Квартирка, где поселился Достоевский вдвоем с товарищем-однокашником Альфредом Тотлебеном, была из двух комнат, тесной и темной, но зато в двух шагах от их офицерских классов — в Караванной улице.
Не успел, однако, Федор вполне насладиться своей новой вольной жизнью, как на него свалилась нежданная забота. Московские родственники прислали в Петербург шестнадцатилетнего Андрея. Его решили определить в Училище гражданских инженеров, выучить на архитектора. На несколько месяцев — пока Андрей готовился к экзамену — Федору пришлось приютить брата у себя.

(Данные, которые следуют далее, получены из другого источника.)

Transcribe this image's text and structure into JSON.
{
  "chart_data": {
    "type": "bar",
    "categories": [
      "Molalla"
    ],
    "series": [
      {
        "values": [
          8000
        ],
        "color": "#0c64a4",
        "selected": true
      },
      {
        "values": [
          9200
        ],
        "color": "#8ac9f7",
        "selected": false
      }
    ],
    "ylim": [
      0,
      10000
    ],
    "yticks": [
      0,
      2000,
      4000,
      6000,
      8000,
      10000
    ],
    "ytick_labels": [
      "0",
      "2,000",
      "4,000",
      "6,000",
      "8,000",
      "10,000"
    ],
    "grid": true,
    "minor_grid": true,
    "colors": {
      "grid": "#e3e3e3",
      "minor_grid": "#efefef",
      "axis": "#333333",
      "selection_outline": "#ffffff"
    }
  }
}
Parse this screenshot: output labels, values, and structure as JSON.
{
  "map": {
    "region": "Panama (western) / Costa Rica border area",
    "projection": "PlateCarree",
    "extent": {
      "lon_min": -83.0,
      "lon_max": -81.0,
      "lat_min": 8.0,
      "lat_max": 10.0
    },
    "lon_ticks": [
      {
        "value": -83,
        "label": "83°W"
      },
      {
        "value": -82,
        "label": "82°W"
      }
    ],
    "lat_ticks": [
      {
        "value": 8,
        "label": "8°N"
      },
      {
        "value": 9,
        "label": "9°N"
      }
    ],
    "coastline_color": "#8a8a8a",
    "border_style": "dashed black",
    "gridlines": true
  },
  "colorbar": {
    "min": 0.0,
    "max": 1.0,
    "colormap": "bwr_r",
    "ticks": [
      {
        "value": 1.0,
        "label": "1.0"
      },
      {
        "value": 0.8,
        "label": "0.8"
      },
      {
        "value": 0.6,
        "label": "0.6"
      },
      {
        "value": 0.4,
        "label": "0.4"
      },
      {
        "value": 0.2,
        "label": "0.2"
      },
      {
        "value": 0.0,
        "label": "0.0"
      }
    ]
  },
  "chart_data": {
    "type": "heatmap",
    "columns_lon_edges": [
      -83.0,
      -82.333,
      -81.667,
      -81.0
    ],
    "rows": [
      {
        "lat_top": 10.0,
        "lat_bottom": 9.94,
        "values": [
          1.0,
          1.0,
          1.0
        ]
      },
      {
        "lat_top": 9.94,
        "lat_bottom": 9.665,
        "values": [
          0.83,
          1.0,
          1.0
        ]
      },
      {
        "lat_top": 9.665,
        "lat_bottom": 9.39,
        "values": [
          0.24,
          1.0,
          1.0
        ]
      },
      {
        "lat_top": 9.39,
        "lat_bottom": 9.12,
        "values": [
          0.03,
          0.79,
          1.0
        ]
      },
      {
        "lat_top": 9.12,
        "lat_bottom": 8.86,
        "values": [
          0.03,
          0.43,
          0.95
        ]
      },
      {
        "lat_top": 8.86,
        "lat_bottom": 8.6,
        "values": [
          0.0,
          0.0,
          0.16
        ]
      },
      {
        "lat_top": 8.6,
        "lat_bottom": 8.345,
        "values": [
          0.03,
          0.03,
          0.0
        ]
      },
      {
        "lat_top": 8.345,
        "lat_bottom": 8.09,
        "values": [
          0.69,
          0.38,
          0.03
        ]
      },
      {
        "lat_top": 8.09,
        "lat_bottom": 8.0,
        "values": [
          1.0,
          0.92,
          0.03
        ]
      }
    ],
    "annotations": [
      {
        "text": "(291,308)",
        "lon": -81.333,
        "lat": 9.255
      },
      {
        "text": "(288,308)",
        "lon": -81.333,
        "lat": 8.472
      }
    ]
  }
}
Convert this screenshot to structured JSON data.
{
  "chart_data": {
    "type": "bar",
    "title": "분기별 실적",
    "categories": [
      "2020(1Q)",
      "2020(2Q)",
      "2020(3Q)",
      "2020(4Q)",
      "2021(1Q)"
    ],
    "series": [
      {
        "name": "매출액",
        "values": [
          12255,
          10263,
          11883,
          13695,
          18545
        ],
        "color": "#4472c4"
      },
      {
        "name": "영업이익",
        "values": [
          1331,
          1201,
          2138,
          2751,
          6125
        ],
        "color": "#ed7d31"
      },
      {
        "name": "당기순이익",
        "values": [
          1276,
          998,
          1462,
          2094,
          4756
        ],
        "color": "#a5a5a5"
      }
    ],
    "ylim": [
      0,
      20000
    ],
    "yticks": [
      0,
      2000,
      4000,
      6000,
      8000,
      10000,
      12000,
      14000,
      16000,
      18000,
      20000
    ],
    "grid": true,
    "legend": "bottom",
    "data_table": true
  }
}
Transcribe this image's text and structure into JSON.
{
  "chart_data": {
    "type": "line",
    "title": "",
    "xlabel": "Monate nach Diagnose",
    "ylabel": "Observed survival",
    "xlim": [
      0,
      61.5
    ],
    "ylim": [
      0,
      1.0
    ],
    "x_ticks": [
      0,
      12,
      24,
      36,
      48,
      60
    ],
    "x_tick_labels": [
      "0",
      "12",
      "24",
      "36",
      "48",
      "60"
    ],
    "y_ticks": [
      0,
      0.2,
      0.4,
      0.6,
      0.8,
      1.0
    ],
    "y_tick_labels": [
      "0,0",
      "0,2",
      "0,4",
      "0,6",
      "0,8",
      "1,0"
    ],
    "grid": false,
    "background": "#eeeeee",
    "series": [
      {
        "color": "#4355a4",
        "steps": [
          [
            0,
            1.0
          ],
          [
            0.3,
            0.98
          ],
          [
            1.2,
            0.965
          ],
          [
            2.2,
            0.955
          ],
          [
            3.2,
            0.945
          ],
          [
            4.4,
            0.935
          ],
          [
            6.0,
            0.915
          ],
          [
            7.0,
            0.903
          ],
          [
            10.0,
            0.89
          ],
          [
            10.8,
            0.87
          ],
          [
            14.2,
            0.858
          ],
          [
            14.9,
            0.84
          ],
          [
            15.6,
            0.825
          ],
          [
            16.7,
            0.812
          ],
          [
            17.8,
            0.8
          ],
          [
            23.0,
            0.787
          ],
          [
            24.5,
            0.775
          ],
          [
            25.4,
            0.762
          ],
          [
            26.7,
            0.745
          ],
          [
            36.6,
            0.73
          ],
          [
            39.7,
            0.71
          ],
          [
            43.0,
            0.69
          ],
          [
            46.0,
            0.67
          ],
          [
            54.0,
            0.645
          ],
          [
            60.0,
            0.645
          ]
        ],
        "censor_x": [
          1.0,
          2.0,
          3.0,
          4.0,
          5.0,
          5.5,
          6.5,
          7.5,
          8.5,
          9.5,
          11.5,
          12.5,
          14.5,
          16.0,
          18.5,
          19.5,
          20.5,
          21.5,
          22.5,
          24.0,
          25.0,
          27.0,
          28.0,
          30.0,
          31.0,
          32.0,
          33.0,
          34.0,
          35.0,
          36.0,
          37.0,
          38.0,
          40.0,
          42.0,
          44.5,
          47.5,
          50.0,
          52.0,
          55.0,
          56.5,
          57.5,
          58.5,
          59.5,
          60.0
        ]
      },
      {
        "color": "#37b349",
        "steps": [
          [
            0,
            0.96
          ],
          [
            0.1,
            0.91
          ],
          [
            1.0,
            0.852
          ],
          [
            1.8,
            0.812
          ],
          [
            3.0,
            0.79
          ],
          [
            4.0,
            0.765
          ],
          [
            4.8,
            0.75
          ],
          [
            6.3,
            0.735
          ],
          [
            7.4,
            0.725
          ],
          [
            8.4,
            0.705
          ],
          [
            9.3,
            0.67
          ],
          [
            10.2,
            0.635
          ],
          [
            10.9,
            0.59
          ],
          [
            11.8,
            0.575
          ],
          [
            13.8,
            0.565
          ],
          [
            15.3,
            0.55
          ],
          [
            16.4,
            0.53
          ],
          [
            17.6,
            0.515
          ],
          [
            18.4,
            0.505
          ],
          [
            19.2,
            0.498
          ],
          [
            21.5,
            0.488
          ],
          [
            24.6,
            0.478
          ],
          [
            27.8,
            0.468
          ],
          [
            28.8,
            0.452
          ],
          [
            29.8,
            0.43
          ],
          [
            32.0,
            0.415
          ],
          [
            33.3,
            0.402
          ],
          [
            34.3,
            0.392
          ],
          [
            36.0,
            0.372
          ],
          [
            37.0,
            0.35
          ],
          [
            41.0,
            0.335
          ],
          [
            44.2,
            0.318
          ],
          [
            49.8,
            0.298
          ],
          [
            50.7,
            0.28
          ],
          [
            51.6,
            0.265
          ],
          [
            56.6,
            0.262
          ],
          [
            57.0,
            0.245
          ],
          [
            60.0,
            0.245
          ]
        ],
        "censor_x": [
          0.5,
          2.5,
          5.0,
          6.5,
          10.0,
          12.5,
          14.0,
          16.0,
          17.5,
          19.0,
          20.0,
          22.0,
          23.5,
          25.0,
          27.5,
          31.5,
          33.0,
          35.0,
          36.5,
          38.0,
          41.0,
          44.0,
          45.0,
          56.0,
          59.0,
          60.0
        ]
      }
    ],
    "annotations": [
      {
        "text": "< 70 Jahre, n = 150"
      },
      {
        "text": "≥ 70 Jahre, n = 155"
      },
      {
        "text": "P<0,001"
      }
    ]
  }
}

«Его приготовление и его житье у меня вольного, одинокого, независимого, это для меня нестерпимо, — жаловался Федор. — Ничем нельзя ни заняться, ни развлечься… Притом у него такой странный и пустой характер, что это отвлечет от него всякого…»
Выросший без родителей, в купеческом семействе Куманиных, усвоивший вполне трезвые, но убогие понятия о жизни, Андрей вовсе чужд был высоким духовным стремлениям старших братьев. Оказалось, что Федору просто не о чем говорить с ним, и оттого в маленькой комнатушке им двоим было особенно тесно. А тут еще Андрей простудился и слег.
Федор старательно и даже нежно ухаживал за братом, сам поил микстурами, вставал к больному по ночам.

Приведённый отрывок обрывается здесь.